Batteries lead global energy patent surge, says IEA

The world’s energy innovation landscape is entering a new phase shaped by energy security, industrial competitiveness and infrastructure resilience, according to the latest state of energy innovation report published by the International Energy Agency (IEA).

Around one in 10 patents worldwide now relate to energy, reflecting the growing importance of electrification and power system technologies. The report identifies more than 150 innovation highlights during the year including solid-state air conditioning, perovskite solar cells, sodium-ion batteries and next-generation geothermal systems. These advances contributed to 50 upgrades in technology readiness levels among emerging energy technologies tracked by the IEA.

“Countries that sustain investment in research, demonstration and early deployment will be best positioned to lead the next generation of energy technologies,” said Fatih Birol, IEA Executive Director.

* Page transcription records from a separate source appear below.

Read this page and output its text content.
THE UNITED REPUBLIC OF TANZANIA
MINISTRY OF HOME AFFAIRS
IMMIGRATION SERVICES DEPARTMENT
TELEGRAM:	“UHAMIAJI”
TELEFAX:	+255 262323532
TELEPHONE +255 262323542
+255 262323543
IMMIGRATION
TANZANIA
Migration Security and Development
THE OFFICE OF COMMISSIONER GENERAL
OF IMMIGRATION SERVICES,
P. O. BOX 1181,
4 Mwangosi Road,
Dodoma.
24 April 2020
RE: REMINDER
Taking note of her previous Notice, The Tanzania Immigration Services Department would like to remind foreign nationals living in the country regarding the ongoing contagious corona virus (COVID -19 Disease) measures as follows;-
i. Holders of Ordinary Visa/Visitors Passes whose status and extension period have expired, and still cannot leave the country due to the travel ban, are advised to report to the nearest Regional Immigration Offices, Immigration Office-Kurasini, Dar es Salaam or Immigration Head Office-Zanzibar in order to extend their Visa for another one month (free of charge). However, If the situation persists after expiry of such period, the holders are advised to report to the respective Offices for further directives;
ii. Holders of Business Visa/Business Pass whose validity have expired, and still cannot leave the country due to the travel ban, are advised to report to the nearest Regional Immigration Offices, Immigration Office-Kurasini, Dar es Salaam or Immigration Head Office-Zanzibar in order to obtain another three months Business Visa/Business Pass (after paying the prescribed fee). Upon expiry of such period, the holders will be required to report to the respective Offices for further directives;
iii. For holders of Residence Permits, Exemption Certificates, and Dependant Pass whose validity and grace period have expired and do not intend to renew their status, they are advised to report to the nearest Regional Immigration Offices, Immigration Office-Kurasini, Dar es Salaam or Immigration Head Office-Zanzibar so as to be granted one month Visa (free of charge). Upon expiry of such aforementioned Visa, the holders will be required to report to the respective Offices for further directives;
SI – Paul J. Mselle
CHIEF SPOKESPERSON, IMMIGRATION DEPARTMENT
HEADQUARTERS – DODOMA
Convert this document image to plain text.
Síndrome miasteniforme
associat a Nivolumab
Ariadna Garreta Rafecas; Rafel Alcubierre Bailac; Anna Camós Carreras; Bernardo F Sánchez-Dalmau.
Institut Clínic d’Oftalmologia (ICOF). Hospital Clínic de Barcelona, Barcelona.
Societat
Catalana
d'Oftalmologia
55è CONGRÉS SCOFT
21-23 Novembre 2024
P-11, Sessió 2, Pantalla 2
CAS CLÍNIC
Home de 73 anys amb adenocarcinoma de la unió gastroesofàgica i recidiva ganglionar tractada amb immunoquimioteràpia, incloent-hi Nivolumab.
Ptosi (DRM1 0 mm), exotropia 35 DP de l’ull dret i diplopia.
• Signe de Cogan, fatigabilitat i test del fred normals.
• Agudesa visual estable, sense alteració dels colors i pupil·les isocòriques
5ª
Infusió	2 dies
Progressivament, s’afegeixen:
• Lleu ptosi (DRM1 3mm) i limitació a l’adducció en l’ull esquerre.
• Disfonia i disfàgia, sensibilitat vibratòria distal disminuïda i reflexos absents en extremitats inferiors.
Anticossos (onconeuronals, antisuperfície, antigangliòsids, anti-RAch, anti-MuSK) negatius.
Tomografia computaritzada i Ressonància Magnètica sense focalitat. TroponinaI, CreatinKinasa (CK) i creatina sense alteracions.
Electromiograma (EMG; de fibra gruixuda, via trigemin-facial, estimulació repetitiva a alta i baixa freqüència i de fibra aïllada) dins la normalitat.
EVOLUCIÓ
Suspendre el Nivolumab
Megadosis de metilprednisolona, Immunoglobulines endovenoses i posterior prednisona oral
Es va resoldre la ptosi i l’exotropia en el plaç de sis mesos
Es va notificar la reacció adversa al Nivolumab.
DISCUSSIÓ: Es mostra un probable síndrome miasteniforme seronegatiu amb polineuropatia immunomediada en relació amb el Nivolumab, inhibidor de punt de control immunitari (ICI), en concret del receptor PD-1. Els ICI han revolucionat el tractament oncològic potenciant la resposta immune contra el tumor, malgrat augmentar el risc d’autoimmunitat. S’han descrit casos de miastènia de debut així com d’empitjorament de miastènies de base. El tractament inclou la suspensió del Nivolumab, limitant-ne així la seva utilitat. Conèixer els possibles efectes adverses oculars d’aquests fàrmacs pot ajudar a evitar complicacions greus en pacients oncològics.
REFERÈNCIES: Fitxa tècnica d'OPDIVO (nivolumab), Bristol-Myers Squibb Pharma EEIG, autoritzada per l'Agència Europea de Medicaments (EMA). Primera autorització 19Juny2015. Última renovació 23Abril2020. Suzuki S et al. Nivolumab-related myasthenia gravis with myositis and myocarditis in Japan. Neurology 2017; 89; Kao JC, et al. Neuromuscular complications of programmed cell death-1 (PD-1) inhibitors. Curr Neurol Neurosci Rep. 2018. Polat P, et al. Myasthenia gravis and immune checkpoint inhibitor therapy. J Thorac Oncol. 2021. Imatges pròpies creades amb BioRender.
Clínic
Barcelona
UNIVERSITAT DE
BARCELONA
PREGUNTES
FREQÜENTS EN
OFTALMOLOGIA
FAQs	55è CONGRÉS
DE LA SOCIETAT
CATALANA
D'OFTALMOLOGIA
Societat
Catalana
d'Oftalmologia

The report also underscores the long-term impact of early public investment in innovation. According to the agency, initial government funding played a key role in enabling technologies such as floating liquefied natural gas, lithium-ion batteries and next-generation geothermal.

Energy storage has moved to the forefront of global innovation activity, highlighting its expanding role in electricity systems and national energy security. Data in the report indicates that batteries accounted for 40% of all energy patenting in 2023 – a share expected to increase further based on preliminary data for 2024 and 2025.

In solar innovation, the IEA noted that patenting activity has shifted towards perovskite solar cells, which now account for more than 70% of solar cell patents by material.

The report also points to changing investment dynamics. Higher interest rates, macroeconomic uncertainty and strong competition from artificial intelligence (AI) ventures have weighed on energy capital flows. Venture capital funding directed to AI rose to almost 30% of global investment in 2025 while energy’s share declined.

Despite these pressures, new growth areas are emerging. The IEA said funding for fusion, nuclear fission, critical minerals and low-emissions industry has expanded sharply since 2021, offsetting much of the decline in electric mobility investment.

While priorities continue to shift, the agency maintains that sustained and strategic support for energy innovation remains essential. As electricity systems expand and become more complex, the report concludes that innovation will remain central to improving system flexibility, resilience and long-term energy security.